Lupus nephritis B cell dilemma

Do we need another pharmacologic agent for treatment of lupus nephritis? 

Kidneys may be affected in up to 60% of cases of lupus. About 1/3rd of such patients may end up with kidney failure. American College of Rheumatology recommends triple therapy for lupus nephritis (proliferative) – mycophenolate mofetil, glucocorticoids and a third agent). 

There have been encouraging results for an ideal 3rd candidate- Belimumab (an intravenous recombinant monoclonal IgG-1 lambda antibody) that inhibits B- cell activating factor OR voclosporin, a novel calcineurin inhibitor that works by modulating T- cell response. Randomized placebo-controlled trials with belimumab and with voclosporin have both shown that a combination therapy with mycophenolate and low dose steroids along with B-cell belimumab or T cell voclosporin had a better kidney outcome response with acceptable side effects profile compared to standard therapy alone. 

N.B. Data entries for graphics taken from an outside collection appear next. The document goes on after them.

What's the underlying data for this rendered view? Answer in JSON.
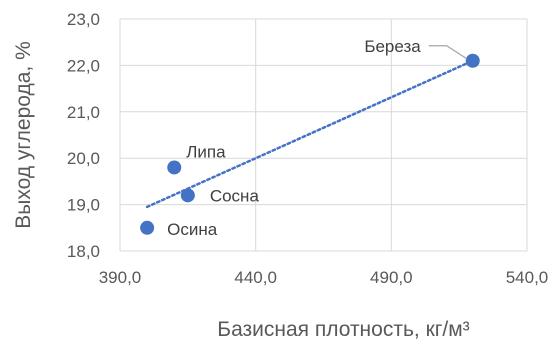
{
  "chart_data": {
    "type": "scatter",
    "title": "",
    "xlabel": "Базисная плотность, кг/м³",
    "ylabel": "Выход углерода, %",
    "xlim": [
      390,
      540
    ],
    "ylim": [
      18,
      23
    ],
    "xticks": [
      "390,0",
      "440,0",
      "490,0",
      "540,0"
    ],
    "yticks": [
      "18,0",
      "19,0",
      "20,0",
      "21,0",
      "22,0",
      "23,0"
    ],
    "grid": true,
    "legend": "none",
    "marker_color": "#4472C4",
    "trendline": {
      "style": "dotted",
      "color": "#4472C4",
      "from": [
        400,
        18.95
      ],
      "to": [
        520,
        22.1
      ]
    },
    "points": [
      {
        "label": "Береза",
        "x": 520,
        "y": 22.1
      },
      {
        "label": "Липа",
        "x": 410,
        "y": 19.8
      },
      {
        "label": "Сосна",
        "x": 415,
        "y": 19.2
      },
      {
        "label": "Осина",
        "x": 400,
        "y": 18.5
      }
    ]
  }
}
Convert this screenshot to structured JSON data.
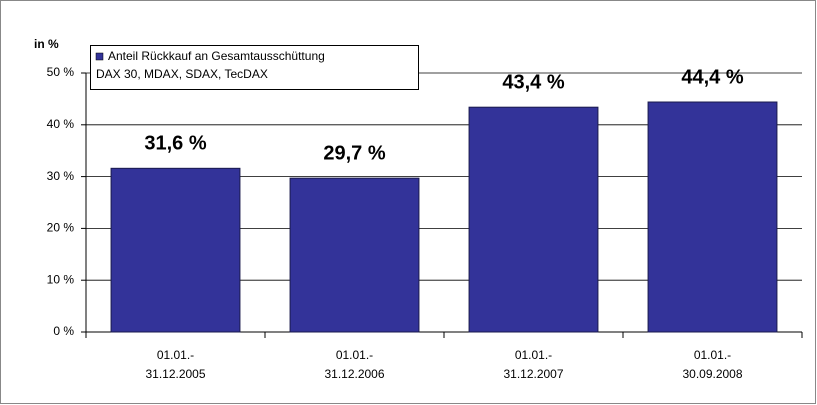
{
  "chart_data": {
    "type": "bar",
    "y_label": "in %",
    "categories": [
      [
        "01.01.-",
        "31.12.2005"
      ],
      [
        "01.01.-",
        "31.12.2006"
      ],
      [
        "01.01.-",
        "31.12.2007"
      ],
      [
        "01.01.-",
        "30.09.2008"
      ]
    ],
    "series": [
      {
        "name": [
          "Anteil Rückkauf an Gesamtausschüttung",
          "DAX 30, MDAX, SDAX, TecDAX"
        ],
        "color": "#333399",
        "values": [
          31.6,
          29.7,
          43.4,
          44.4
        ],
        "value_labels": [
          "31,6 %",
          "29,7 %",
          "43,4 %",
          "44,4 %"
        ]
      }
    ],
    "ylim": [
      0,
      50
    ],
    "yticks": [
      {
        "value": 0,
        "label": "0 %"
      },
      {
        "value": 10,
        "label": "10 %"
      },
      {
        "value": 20,
        "label": "20 %"
      },
      {
        "value": 30,
        "label": "30 %"
      },
      {
        "value": 40,
        "label": "40 %"
      },
      {
        "value": 50,
        "label": "50 %"
      }
    ],
    "grid": true,
    "legend": "upper left"
  }
}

Thus the question is – is a 3rd agent- a deep B cell depletor (CD20) such as Obinutuzumab still needed? And where does it sit in the treatment paradigm of active lupus nephritis? 

Longer term data would be helpful as the current NEJM results from NOBILITY trial does not show us the eGFR comparison which will be much helpful. 

But one should emphasize that Obinutuzumab is not benign- the incidence of serious adverse events such as neutropenia, COVID 19 infection and pneumonia was significantly higher in Obinutuzumab group!